It took three years for Tony and Anita Knapke to get a 1,960-head finishing barn built.
The Greenville, OH, couple first made plans to expand the contract feeder pig finishing portion of their hog operation in the fall of 1998. Then they got an alarming telephone call. A reporter wanted to know how it felt to be named the defendant in a $10-million lawsuit.
Three Neighbors Sue
The lawsuit for an injunction against construction was filed in Darke County, OH, District Court by three of the Knapkes' neighbors. It claimed expansion would be a nuisance and “create substantial adverse impact on the health, welfare and safety of the community.”

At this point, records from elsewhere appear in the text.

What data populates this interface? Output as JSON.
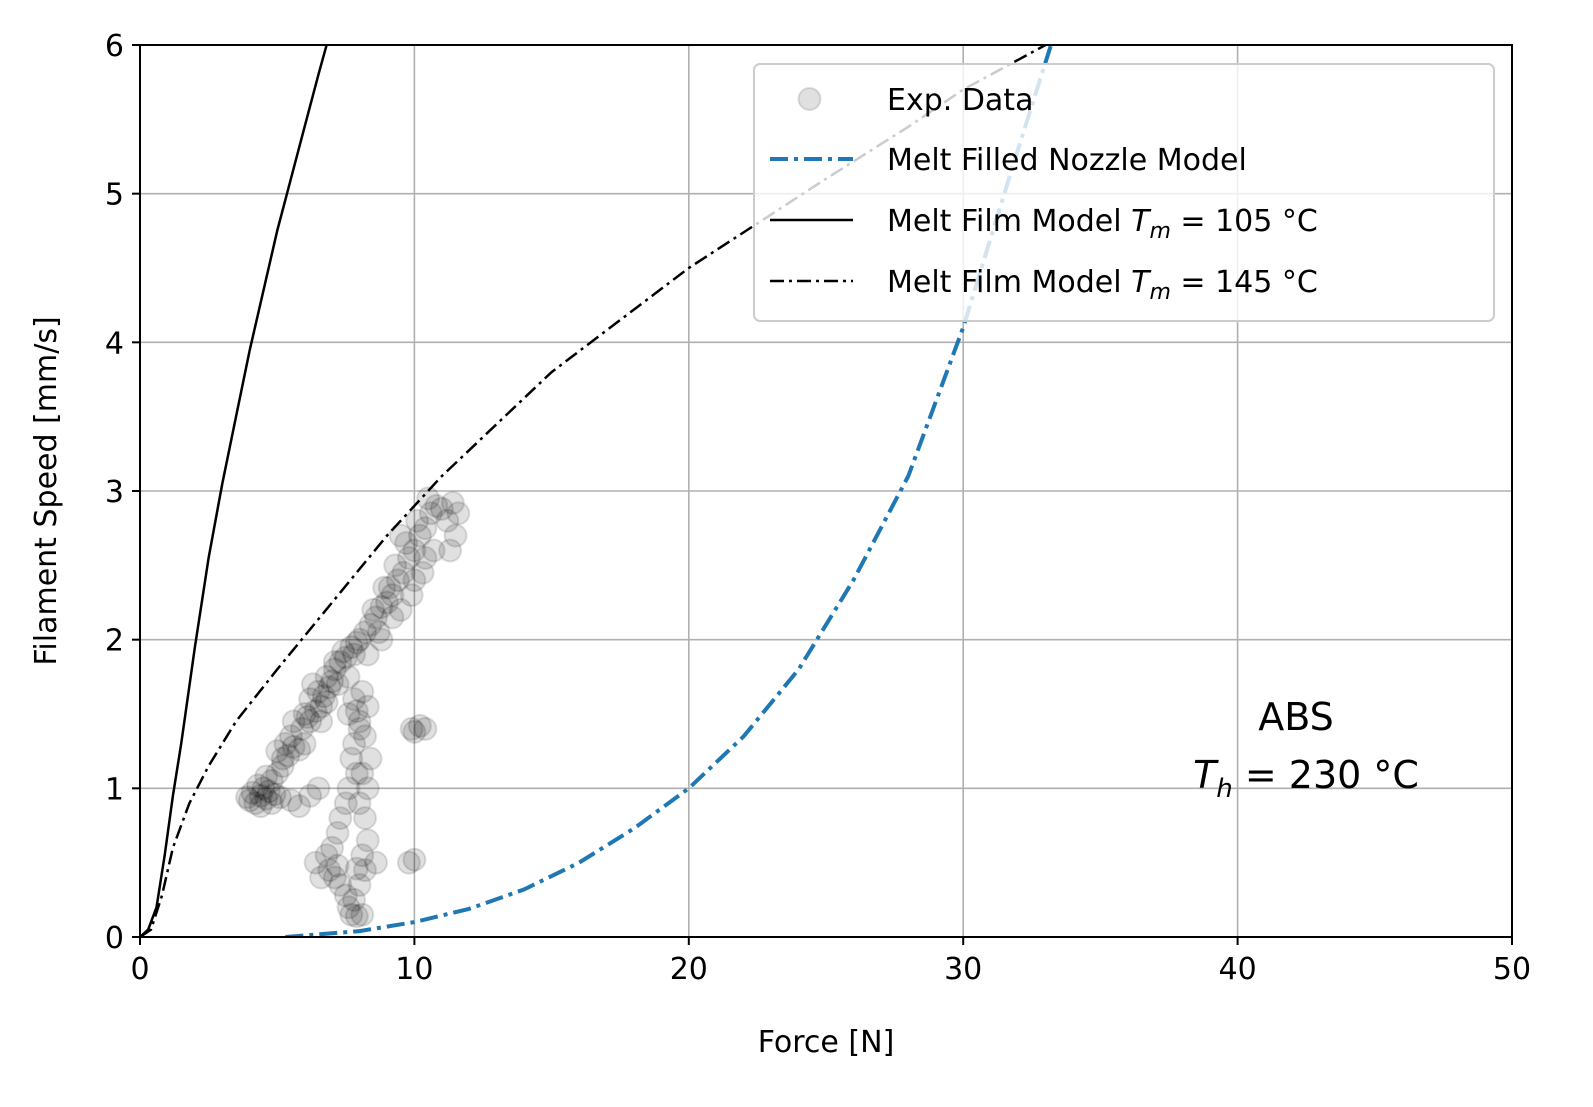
{
  "chart_data": {
    "type": "scatter",
    "title": "",
    "xlabel": "Force [N]",
    "ylabel": "Filament Speed [mm/s]",
    "xlim": [
      0,
      50
    ],
    "ylim": [
      0,
      6
    ],
    "xticks": [
      "0",
      "10",
      "20",
      "30",
      "40",
      "50"
    ],
    "yticks": [
      "0",
      "1",
      "2",
      "3",
      "4",
      "5",
      "6"
    ],
    "grid": true,
    "legend_position": "top-right",
    "annotation": {
      "line1": "ABS",
      "line2_var": "T",
      "line2_sub": "h",
      "line2_rest": " = 230 °C"
    },
    "series": [
      {
        "name": "Exp. Data",
        "kind": "scatter",
        "color": "#000000",
        "alpha": 0.12,
        "points": [
          [
            4.0,
            0.92
          ],
          [
            4.2,
            0.9
          ],
          [
            4.4,
            0.95
          ],
          [
            4.6,
            0.93
          ],
          [
            4.8,
            0.9
          ],
          [
            4.5,
            1.0
          ],
          [
            4.3,
            1.02
          ],
          [
            4.7,
            0.98
          ],
          [
            4.9,
            0.96
          ],
          [
            5.1,
            0.94
          ],
          [
            4.8,
            1.05
          ],
          [
            4.6,
            1.08
          ],
          [
            5.0,
            1.1
          ],
          [
            5.2,
            1.2
          ],
          [
            5.0,
            1.25
          ],
          [
            5.4,
            1.22
          ],
          [
            5.6,
            1.28
          ],
          [
            5.3,
            1.3
          ],
          [
            5.8,
            1.26
          ],
          [
            6.0,
            1.3
          ],
          [
            6.2,
            1.45
          ],
          [
            6.0,
            1.5
          ],
          [
            6.4,
            1.52
          ],
          [
            6.6,
            1.55
          ],
          [
            6.2,
            1.6
          ],
          [
            6.8,
            1.58
          ],
          [
            6.5,
            1.65
          ],
          [
            6.3,
            1.7
          ],
          [
            6.9,
            1.68
          ],
          [
            7.0,
            1.72
          ],
          [
            7.1,
            1.8
          ],
          [
            7.3,
            1.85
          ],
          [
            7.5,
            1.88
          ],
          [
            7.4,
            1.92
          ],
          [
            7.7,
            1.95
          ],
          [
            7.9,
            1.98
          ],
          [
            8.0,
            2.0
          ],
          [
            7.8,
            1.9
          ],
          [
            8.2,
            2.05
          ],
          [
            8.4,
            2.1
          ],
          [
            8.6,
            2.15
          ],
          [
            8.5,
            2.2
          ],
          [
            8.8,
            2.22
          ],
          [
            9.0,
            2.25
          ],
          [
            9.2,
            2.3
          ],
          [
            9.1,
            2.35
          ],
          [
            9.4,
            2.4
          ],
          [
            9.6,
            2.45
          ],
          [
            9.3,
            2.5
          ],
          [
            9.8,
            2.55
          ],
          [
            10.0,
            2.6
          ],
          [
            9.7,
            2.65
          ],
          [
            10.2,
            2.7
          ],
          [
            10.4,
            2.75
          ],
          [
            10.1,
            2.8
          ],
          [
            10.6,
            2.85
          ],
          [
            10.8,
            2.9
          ],
          [
            10.5,
            2.95
          ],
          [
            11.0,
            2.88
          ],
          [
            9.5,
            2.7
          ],
          [
            8.9,
            2.35
          ],
          [
            9.9,
            2.3
          ],
          [
            10.3,
            2.45
          ],
          [
            10.7,
            2.6
          ],
          [
            11.2,
            2.8
          ],
          [
            11.4,
            2.92
          ],
          [
            9.2,
            2.15
          ],
          [
            8.7,
            2.05
          ],
          [
            10.0,
            2.4
          ],
          [
            10.4,
            2.55
          ],
          [
            7.6,
            1.75
          ],
          [
            7.2,
            1.7
          ],
          [
            6.7,
            1.62
          ],
          [
            5.9,
            1.4
          ],
          [
            5.5,
            1.35
          ],
          [
            4.4,
            0.88
          ],
          [
            3.9,
            0.94
          ],
          [
            4.1,
            0.97
          ],
          [
            6.1,
            1.48
          ],
          [
            6.6,
            1.45
          ],
          [
            7.8,
            1.6
          ],
          [
            7.9,
            1.52
          ],
          [
            7.6,
            1.5
          ],
          [
            8.0,
            1.4
          ],
          [
            7.8,
            1.3
          ],
          [
            7.7,
            1.2
          ],
          [
            7.9,
            1.1
          ],
          [
            7.6,
            1.0
          ],
          [
            7.5,
            0.9
          ],
          [
            7.3,
            0.8
          ],
          [
            7.2,
            0.7
          ],
          [
            7.0,
            0.6
          ],
          [
            6.8,
            0.55
          ],
          [
            6.9,
            0.45
          ],
          [
            7.1,
            0.4
          ],
          [
            7.3,
            0.35
          ],
          [
            7.5,
            0.28
          ],
          [
            7.6,
            0.2
          ],
          [
            7.7,
            0.15
          ],
          [
            7.9,
            0.14
          ],
          [
            8.1,
            0.15
          ],
          [
            7.8,
            0.25
          ],
          [
            8.0,
            0.35
          ],
          [
            8.2,
            0.45
          ],
          [
            8.1,
            0.55
          ],
          [
            8.3,
            0.65
          ],
          [
            8.2,
            0.8
          ],
          [
            8.0,
            0.9
          ],
          [
            8.3,
            1.0
          ],
          [
            8.1,
            1.1
          ],
          [
            8.4,
            1.2
          ],
          [
            8.2,
            1.35
          ],
          [
            8.0,
            1.45
          ],
          [
            8.3,
            1.55
          ],
          [
            8.1,
            1.65
          ],
          [
            6.4,
            0.5
          ],
          [
            6.6,
            0.4
          ],
          [
            7.2,
            0.48
          ],
          [
            7.9,
            0.46
          ],
          [
            8.6,
            0.5
          ],
          [
            6.5,
            1.0
          ],
          [
            6.2,
            0.95
          ],
          [
            5.5,
            0.92
          ],
          [
            5.8,
            0.88
          ],
          [
            9.8,
            0.5
          ],
          [
            10.0,
            0.52
          ],
          [
            9.9,
            1.4
          ],
          [
            10.2,
            1.42
          ],
          [
            10.4,
            1.4
          ],
          [
            10.0,
            1.38
          ],
          [
            11.5,
            2.7
          ],
          [
            11.6,
            2.85
          ],
          [
            11.3,
            2.6
          ],
          [
            9.5,
            2.2
          ],
          [
            8.8,
            2.0
          ],
          [
            8.3,
            1.9
          ],
          [
            7.1,
            1.85
          ],
          [
            6.8,
            1.75
          ],
          [
            5.6,
            1.45
          ],
          [
            5.2,
            1.15
          ]
        ]
      },
      {
        "name": "Melt Filled Nozzle Model",
        "kind": "line",
        "color": "#1f77b4",
        "dash": "dashdot",
        "x": [
          5.3,
          8,
          10,
          12,
          14,
          16,
          18,
          20,
          22,
          24,
          26,
          28,
          30,
          31,
          32,
          33.2
        ],
        "y": [
          0.0,
          0.04,
          0.1,
          0.19,
          0.32,
          0.5,
          0.73,
          1.0,
          1.35,
          1.8,
          2.4,
          3.1,
          4.1,
          4.7,
          5.3,
          6.0
        ]
      },
      {
        "name": "Melt Film Model",
        "name_var": "T",
        "name_sub": "m",
        "name_rest": " = 105 °C",
        "kind": "line",
        "color": "#000000",
        "dash": "solid",
        "x": [
          0.0,
          0.3,
          0.6,
          0.9,
          1.2,
          1.5,
          2.0,
          2.5,
          3.0,
          3.5,
          4.0,
          4.5,
          5.0,
          5.5,
          6.0,
          6.5,
          6.8
        ],
        "y": [
          0.0,
          0.05,
          0.2,
          0.55,
          0.95,
          1.3,
          1.95,
          2.55,
          3.05,
          3.5,
          3.95,
          4.35,
          4.75,
          5.1,
          5.45,
          5.8,
          6.0
        ]
      },
      {
        "name": "Melt Film Model",
        "name_var": "T",
        "name_sub": "m",
        "name_rest": " = 145 °C",
        "kind": "line",
        "color": "#000000",
        "dash": "dashdot",
        "x": [
          0.0,
          0.4,
          0.8,
          1.2,
          1.8,
          2.5,
          3.5,
          5.0,
          7.0,
          9.0,
          11.0,
          13.0,
          15.0,
          17.5,
          20.0,
          22.5,
          25.0,
          28.0,
          30.0,
          33.0
        ],
        "y": [
          0.0,
          0.05,
          0.28,
          0.6,
          0.9,
          1.15,
          1.45,
          1.8,
          2.25,
          2.7,
          3.1,
          3.45,
          3.8,
          4.15,
          4.5,
          4.8,
          5.1,
          5.45,
          5.7,
          6.0
        ]
      }
    ]
  }
}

Those three neighbors have an interesting connection, points out Knapke. The lead plaintiff is a realtor (who settled out of court prior to the award of damages). The second owns a construction company that was the building contractor for the farm in the mid-70s. The third lived and worked on the farm, raising hogs under contract, as it was going through bankruptcy in the early to mid-80s. This neighbor also farmed land for both the first and second neighbors.
The three plaintiffs expressed concern that the proposed expansion would reduce future property values.
Knapke acquired the farm in 1987. Besides the contract finishing business he started, the farm includes a 180-sow, farrow-to-finish operation. He stresses there were never any environmental complaints prior to the lawsuit.
In December 2000, Judge William Millard found evidence lacking to prove a nuisance case and denied the plaintiffs' request for an injunction.
Construction of a two-room, double-wide finisher was completed in the fall of 2001.
In March 2002, the judge awarded the Knapkes damages in the amount of $144,500 for lost production income and attorneys fees. The plaintiffs have appealed the damages ruling, says Leisa Boley Hellwarth, Knapke's attorney.
Hellwarth is a dairy farmer and attorney who represents farmers throughout Ohio from her office near Celina, OH. She can be reached at (419) 586-1072 or [email protected].
Tony Knapke says the ruling “was about like winning the Super Bowl of agriculture.” He credits Cooper Farms of Ft. Recovery, OH, his hog contractor, for footing the legal bills.
Neil Diller, Cooper Farms general manager, says it was time to take a stand against lawsuits based on scare tactics. He hopes this ruling “sends a message to people that they better have a concrete basis for suing producers.”
Also supporting Knapke were the Ohio Pork Producers Council, Ohio Farm Bureau and Ohio Livestock Coalition.